Direct way to watch progress of Snapshot of RDataFrame

mzks · August 10, 2022, 1:23pm

Hi, I create new tree but not a histogram with some tree(s) using RDataFrame.
I create new branches with like df.Define("new_values", calc, {"old_values"} then df.Snapshot("new_tree", "new.root") (df is ROOT::RDataFrame)

During this, I would like to watch the progress. I found a way in the tutorial and example to stand on a Histogram like this,

auto h = df.Histo1D("new_values");
h.OnPartialResult(100, [&](TH1D &h_) {cout << h_.GetEntries() << endl;});
*h; // run loop here in my understanding

df.Snapshot("new_tree", "new.root")

This treatment works, but it is a little bit tricky. I might think that the overhead is fully negligible.
This h is not related to our processing. When I process another tree, I will need to change the “new_values” for an existing branch.

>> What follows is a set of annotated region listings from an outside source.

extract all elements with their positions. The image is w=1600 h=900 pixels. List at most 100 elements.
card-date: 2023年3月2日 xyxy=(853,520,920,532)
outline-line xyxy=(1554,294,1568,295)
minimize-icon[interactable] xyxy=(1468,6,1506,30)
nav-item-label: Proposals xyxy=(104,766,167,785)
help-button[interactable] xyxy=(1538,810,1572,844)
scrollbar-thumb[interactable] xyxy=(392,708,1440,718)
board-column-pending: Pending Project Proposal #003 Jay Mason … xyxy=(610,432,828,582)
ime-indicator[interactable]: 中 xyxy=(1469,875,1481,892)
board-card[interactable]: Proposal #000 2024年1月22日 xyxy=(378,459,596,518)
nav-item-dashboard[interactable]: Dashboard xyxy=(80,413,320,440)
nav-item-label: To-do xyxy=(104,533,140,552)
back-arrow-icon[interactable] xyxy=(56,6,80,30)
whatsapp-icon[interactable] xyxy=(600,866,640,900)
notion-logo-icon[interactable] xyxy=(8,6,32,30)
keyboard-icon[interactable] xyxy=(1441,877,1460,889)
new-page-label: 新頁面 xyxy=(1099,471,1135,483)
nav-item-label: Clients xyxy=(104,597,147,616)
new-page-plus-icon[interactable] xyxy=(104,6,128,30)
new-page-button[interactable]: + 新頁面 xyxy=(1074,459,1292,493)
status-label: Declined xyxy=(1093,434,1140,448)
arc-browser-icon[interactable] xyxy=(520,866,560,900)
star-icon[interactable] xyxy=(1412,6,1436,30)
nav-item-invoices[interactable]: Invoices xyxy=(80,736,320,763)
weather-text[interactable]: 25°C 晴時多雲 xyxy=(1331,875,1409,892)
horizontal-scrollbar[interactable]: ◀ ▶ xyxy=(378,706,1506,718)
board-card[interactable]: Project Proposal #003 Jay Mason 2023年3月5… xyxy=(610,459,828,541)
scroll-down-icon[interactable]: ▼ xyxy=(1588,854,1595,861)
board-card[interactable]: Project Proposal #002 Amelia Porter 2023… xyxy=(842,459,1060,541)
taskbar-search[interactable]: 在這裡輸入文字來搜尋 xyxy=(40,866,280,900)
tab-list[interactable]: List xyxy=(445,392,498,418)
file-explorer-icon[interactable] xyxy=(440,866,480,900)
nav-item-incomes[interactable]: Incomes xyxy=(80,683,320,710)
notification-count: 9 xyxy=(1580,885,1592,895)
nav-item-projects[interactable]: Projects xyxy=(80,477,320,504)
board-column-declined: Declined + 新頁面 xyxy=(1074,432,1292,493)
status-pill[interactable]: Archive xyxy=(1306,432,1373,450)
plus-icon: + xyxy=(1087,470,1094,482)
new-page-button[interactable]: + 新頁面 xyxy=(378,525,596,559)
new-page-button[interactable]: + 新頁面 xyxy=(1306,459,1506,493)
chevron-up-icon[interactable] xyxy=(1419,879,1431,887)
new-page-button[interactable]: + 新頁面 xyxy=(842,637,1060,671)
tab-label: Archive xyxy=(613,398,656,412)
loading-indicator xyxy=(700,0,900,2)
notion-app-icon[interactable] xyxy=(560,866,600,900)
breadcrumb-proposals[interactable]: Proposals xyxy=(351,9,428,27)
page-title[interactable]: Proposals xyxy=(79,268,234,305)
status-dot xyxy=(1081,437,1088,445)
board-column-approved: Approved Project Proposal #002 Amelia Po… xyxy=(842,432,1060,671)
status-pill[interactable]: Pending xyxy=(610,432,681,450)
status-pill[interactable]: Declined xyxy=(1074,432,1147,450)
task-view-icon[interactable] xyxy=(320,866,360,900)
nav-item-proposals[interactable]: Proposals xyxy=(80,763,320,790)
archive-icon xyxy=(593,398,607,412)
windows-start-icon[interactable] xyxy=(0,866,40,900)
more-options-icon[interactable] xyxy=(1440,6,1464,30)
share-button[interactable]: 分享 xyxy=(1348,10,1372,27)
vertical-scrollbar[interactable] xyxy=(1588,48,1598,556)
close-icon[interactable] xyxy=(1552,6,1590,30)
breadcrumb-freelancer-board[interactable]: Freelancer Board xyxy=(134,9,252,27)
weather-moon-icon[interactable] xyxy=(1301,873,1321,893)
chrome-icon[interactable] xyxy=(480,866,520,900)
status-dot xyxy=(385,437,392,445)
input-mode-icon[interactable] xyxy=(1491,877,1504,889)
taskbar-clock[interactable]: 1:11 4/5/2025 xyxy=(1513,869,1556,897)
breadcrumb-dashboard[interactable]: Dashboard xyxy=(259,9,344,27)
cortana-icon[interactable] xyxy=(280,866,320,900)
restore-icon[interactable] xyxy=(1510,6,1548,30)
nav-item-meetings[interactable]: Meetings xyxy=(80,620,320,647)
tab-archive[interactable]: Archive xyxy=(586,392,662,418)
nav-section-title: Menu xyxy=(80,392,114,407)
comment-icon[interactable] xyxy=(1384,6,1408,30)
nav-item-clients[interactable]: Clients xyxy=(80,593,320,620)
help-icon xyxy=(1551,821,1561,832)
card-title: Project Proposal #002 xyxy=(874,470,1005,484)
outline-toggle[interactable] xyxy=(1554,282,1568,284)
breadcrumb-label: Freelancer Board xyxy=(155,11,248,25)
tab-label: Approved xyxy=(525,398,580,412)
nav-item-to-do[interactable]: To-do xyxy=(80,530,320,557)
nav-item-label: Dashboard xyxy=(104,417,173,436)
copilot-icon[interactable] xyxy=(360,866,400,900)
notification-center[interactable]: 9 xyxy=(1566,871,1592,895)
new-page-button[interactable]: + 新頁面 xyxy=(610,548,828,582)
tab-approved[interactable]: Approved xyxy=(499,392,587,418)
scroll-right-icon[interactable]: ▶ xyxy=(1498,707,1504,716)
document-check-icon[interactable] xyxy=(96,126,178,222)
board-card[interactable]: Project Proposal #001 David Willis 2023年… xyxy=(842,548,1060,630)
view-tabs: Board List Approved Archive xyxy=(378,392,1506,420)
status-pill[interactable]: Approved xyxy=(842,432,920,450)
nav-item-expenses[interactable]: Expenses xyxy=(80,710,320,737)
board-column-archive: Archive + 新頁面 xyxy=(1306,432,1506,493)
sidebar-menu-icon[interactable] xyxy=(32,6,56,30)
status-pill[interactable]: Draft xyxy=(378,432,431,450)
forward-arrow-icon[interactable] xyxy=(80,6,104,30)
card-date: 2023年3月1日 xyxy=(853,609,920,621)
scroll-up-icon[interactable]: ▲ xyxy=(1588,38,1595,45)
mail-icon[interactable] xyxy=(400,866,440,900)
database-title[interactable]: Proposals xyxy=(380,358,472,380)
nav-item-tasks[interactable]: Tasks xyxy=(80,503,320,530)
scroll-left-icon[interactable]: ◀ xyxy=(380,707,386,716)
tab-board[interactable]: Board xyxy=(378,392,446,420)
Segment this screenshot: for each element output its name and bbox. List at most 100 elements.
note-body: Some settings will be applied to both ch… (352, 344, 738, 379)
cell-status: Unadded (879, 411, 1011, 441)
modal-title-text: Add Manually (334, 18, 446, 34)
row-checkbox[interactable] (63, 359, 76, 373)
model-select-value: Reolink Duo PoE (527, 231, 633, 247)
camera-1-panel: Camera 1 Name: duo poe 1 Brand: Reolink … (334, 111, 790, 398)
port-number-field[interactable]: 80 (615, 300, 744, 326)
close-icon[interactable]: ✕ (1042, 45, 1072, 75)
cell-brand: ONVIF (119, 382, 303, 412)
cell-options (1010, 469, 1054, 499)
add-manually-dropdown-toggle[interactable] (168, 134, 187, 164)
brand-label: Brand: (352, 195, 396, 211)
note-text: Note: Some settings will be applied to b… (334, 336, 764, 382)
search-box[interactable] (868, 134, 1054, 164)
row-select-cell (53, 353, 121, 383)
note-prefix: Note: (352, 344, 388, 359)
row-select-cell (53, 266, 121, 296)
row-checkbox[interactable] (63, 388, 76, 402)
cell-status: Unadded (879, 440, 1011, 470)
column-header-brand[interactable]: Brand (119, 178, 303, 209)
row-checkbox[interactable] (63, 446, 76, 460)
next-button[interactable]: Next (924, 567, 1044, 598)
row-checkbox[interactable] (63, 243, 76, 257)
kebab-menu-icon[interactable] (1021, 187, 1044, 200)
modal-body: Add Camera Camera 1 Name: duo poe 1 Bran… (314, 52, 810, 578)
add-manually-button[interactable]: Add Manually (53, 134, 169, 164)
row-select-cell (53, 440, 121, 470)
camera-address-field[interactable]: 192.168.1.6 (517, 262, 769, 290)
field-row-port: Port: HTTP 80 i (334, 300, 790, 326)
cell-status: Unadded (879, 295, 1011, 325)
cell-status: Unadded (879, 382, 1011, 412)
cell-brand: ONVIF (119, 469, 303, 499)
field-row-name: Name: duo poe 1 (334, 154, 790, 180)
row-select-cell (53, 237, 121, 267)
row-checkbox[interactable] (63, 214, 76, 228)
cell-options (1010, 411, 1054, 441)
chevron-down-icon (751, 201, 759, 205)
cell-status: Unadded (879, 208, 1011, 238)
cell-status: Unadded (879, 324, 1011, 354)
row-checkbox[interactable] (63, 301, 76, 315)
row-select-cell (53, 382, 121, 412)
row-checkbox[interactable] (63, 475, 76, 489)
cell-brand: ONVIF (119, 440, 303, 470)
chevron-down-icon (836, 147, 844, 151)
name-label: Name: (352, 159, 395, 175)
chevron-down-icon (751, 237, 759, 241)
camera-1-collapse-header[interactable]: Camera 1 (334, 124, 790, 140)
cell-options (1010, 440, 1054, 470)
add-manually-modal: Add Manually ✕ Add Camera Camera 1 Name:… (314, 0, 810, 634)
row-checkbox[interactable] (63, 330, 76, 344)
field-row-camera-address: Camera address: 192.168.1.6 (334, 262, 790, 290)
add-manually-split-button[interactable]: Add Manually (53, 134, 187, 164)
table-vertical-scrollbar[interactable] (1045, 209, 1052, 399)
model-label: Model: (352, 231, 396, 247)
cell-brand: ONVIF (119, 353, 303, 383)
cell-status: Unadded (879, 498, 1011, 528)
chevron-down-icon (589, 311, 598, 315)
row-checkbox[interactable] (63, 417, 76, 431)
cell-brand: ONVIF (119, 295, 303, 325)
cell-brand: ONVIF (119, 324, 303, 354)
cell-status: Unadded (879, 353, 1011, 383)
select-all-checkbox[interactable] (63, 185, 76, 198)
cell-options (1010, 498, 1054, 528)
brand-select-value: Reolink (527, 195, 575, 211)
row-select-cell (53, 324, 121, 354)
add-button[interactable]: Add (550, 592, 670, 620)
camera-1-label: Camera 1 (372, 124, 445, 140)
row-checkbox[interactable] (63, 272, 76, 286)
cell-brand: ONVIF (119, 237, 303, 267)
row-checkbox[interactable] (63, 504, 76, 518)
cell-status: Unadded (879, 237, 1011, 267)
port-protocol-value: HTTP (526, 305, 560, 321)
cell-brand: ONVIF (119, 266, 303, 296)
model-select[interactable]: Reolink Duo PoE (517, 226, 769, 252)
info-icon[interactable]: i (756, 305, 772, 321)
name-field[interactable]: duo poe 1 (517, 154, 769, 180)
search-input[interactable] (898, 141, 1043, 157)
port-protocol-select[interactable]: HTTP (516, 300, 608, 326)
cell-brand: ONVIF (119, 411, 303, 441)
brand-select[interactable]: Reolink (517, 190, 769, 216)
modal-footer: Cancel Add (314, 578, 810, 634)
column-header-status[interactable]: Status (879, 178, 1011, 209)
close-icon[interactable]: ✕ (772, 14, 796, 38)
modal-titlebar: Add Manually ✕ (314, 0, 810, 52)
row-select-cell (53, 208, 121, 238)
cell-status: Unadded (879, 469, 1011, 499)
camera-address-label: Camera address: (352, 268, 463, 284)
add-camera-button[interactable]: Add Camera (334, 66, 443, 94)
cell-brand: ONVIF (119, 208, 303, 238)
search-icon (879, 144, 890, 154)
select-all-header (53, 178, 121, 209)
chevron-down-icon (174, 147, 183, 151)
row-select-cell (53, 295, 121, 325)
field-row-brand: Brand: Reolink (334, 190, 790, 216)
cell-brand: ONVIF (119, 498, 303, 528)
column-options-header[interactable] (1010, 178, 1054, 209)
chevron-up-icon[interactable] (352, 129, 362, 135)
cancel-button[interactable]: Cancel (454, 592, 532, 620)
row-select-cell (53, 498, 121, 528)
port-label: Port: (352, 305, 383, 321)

If I remove *h, Moreover, the event loop will be executed in *h, not Snapshot (in my understanding).

May I have a better direct way?

eguiraud · August 11, 2022, 5:58pm

Hi @mzks ,

you can call OnPartialResult on (almost) any RDF result, so a cheaper way is to just do a Count rather than a Histo1D (although the cost of filling an extra histogram should indeed be small w.r.t. the Snapshot).

Your code above runs two event loops, the first one on *h (because Histo1D is a lazy action and you access its result), the second on Snapshot, which is an instant action (unless you pass an option parameter to make it lazy) and therefore runs the event loop right where it’s called.

I think you want something like this:

df.Count().OnPartialResult(/*every */100/* events*/,
                           [](auto c) { std::cout << c << '\n'; });
df.Snapshot("new_tree", "new.root");

Cheers,
Enrico

eguiraud · August 12, 2022, 9:11am

P.S.

we are adding a progress bar feature to RDF itself soon (it will be available in the next ROOT release).

system · August 26, 2022, 9:11am

This topic was automatically closed 14 days after the last reply. New replies are no longer allowed.